Widespread use of autonomous cars is on the horizon. Self-driving cars are already out on our roads. And autonomy will change our relationship with our vehicles. But what will the new immersive world inside a vehicle be like?
In the third episode of a three-part special series in partnership with Wejo, the smart mobility tech company, a panel of expert guests discusses how legislation and policy are enabling autonomous vehicles – and how AVs will change our lives. Will our children do their homework in the car on their way to school? Will we watch films on long journeys on the motorway?
Alona Ferber, editor of the New Statesman’s Spotlight policy channel, is joined by Richard Barlow, founder and chief executive of Wejo; Larry Burns, the former corporate vice-president of research and development for General Motors who championed self-driving and electric vehicles – and now sits on Wejo’s board; Alex Kendall, CEO of the AV2.0 start-up Wayve; and Amanda Stretton, the former racing driver, broadcaster and automotive expert.

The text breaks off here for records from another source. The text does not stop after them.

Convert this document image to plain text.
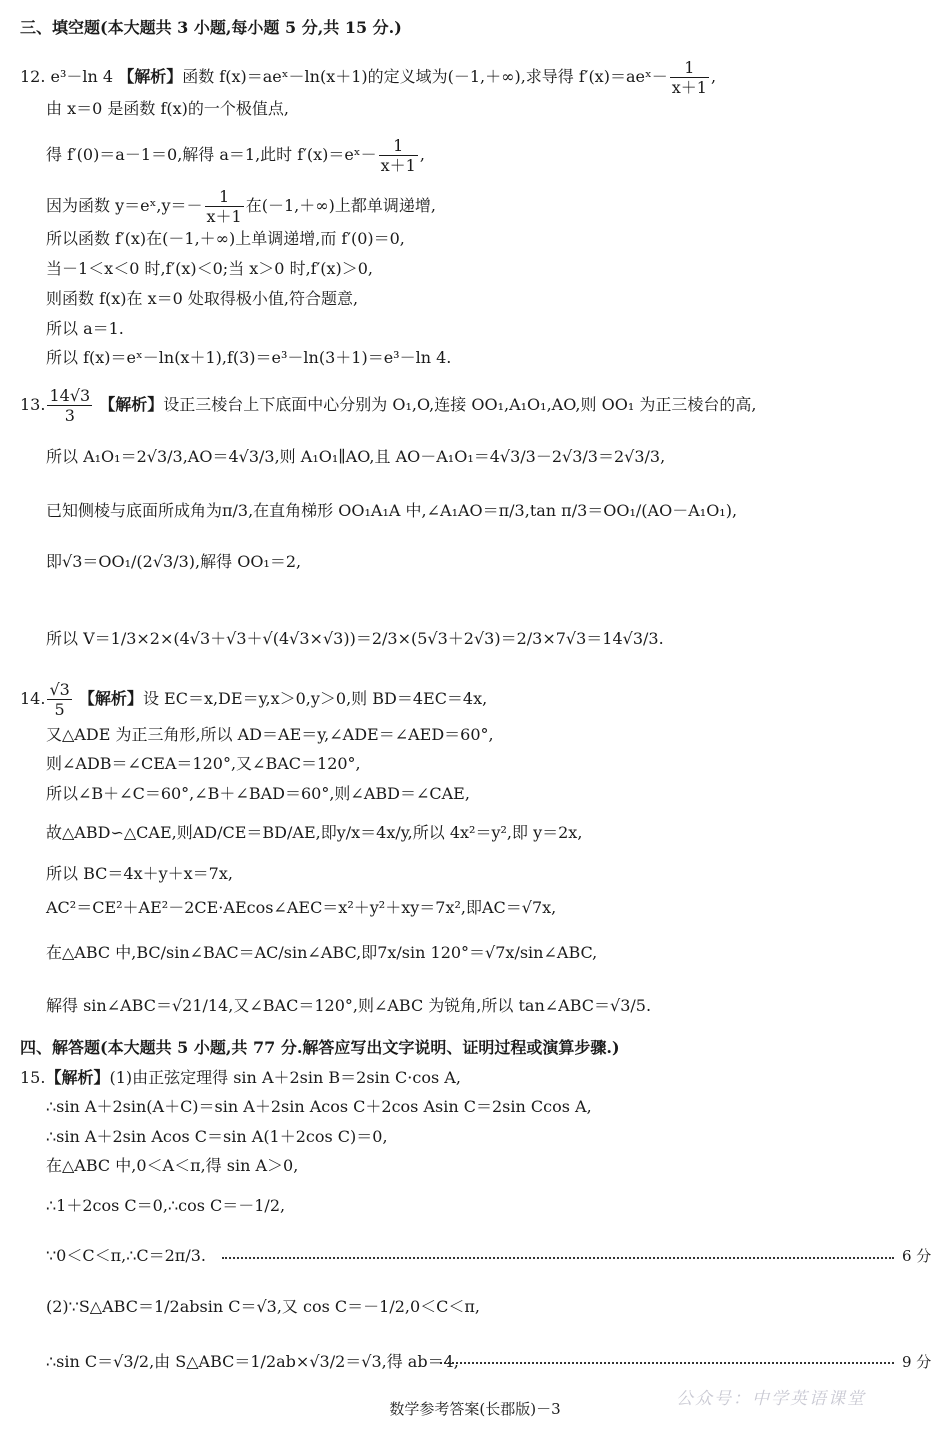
三、填空题(本大题共 3 小题,每小题 5 分,共 15 分.)
12. e³－ln 4 【解析】函数 f(x)＝aeˣ－ln(x＋1)的定义域为(－1,＋∞),求导得 f′(x)＝aeˣ－ $\frac{1}{x+1}$ ,
由 x＝0 是函数 f(x)的一个极值点,
得 f′(0)＝a－1＝0,解得 a＝1,此时 f′(x)＝eˣ－ $\frac{1}{x+1}$ ,
因为函数 y＝eˣ,y＝－ $\frac{1}{x+1}$ 在(－1,＋∞)上都单调递增,
所以函数 f′(x)在(－1,＋∞)上单调递增,而 f′(0)＝0,
当－1＜x＜0 时,f′(x)＜0;当 x＞0 时,f′(x)＞0,
则函数 f(x)在 x＝0 处取得极小值,符合题意,
所以 a＝1.
所以 f(x)＝eˣ－ln(x＋1),f(3)＝e³－ln(3＋1)＝e³－ln 4.
13. $\frac{14√3}{3}$ 【解析】设正三棱台上下底面中心分别为 O₁,O,连接 OO₁,A₁O₁,AO,则 OO₁ 为正三棱台的高,
所以 A₁O₁＝2√3/3,AO＝4√3/3,则 A₁O₁∥AO,且 AO－A₁O₁＝4√3/3－2√3/3＝2√3/3,
已知侧棱与底面所成角为π/3,在直角梯形 OO₁A₁A 中,∠A₁AO＝π/3,tan π/3＝OO₁/(AO－A₁O₁),
即√3＝OO₁/(2√3/3),解得 OO₁＝2,
所以 V＝1/3×2×(4√3＋√3＋√(4√3×√3))＝2/3×(5√3＋2√3)＝2/3×7√3＝14√3/3.
14. $\frac{√3}{5}$ 【解析】设 EC＝x,DE＝y,x＞0,y＞0,则 BD＝4EC＝4x,
又△ADE 为正三角形,所以 AD＝AE＝y,∠ADE＝∠AED＝60°,
则∠ADB＝∠CEA＝120°,又∠BAC＝120°,
所以∠B＋∠C＝60°,∠B＋∠BAD＝60°,则∠ABD＝∠CAE,
故△ABD∽△CAE,则AD/CE＝BD/AE,即y/x＝4x/y,所以 4x²＝y²,即 y＝2x,
所以 BC＝4x＋y＋x＝7x,
AC²＝CE²＋AE²－2CE·AEcos∠AEC＝x²＋y²＋xy＝7x²,即AC＝√7x,
在△ABC 中,BC/sin∠BAC＝AC/sin∠ABC,即7x/sin 120°＝√7x/sin∠ABC,
解得 sin∠ABC＝√21/14,又∠BAC＝120°,则∠ABC 为锐角,所以 tan∠ABC＝√3/5.
四、解答题(本大题共 5 小题,共 77 分.解答应写出文字说明、证明过程或演算步骤.)
15.【解析】(1)由正弦定理得 sin A＋2sin B＝2sin C·cos A,
∴sin A＋2sin(A＋C)＝sin A＋2sin Acos C＋2cos Asin C＝2sin Ccos A,
∴sin A＋2sin Acos C＝sin A(1＋2cos C)＝0,
在△ABC 中,0＜A＜π,得 sin A＞0,
∴1＋2cos C＝0,∴cos C＝－1/2,
∵0＜C＜π,∴C＝2π/3.	6 分
(2)∵S△ABC＝1/2absin C＝√3,又 cos C＝－1/2,0＜C＜π,
∴sin C＝√3/2,由 S△ABC＝1/2ab×√3/2＝√3,得 ab＝4,	9 分
公众号：中学英语课堂
数学参考答案(长郡版)－3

“It’s pretty much like sitting in a regular vehicle, whether your spouse or a taxi cab driver is driving it,” Burns says in the episode, when asked what it’s like to travel in a self-driving car. “I think that’s what’s so remarkable. Once you get by the novelty of the fact that there’s no one sitting in the driver’s seat, you realise that the car is doing pretty much everything that a human has to do to drive.”
Burns goes on to describe how autonomous vehicles will change people’s lives. “The really exciting thing is it’s not just about not having to drive or spend your time driving any more,” he says. “I think it’s the transformation and how we’re going to be living our lives both socially and economically, having a vehicle that you can dispatch yourself and it serves as your personal valet to run errands for you, I think is going to be a game changer for many of us.
“Not having to spend your time driving and being able to reconfigure the interior of a vehicle would allow the vehicle to become a play area. It could become a place to sleep, it could become a sanctuary… I think the sky’s the limit quite honestly.”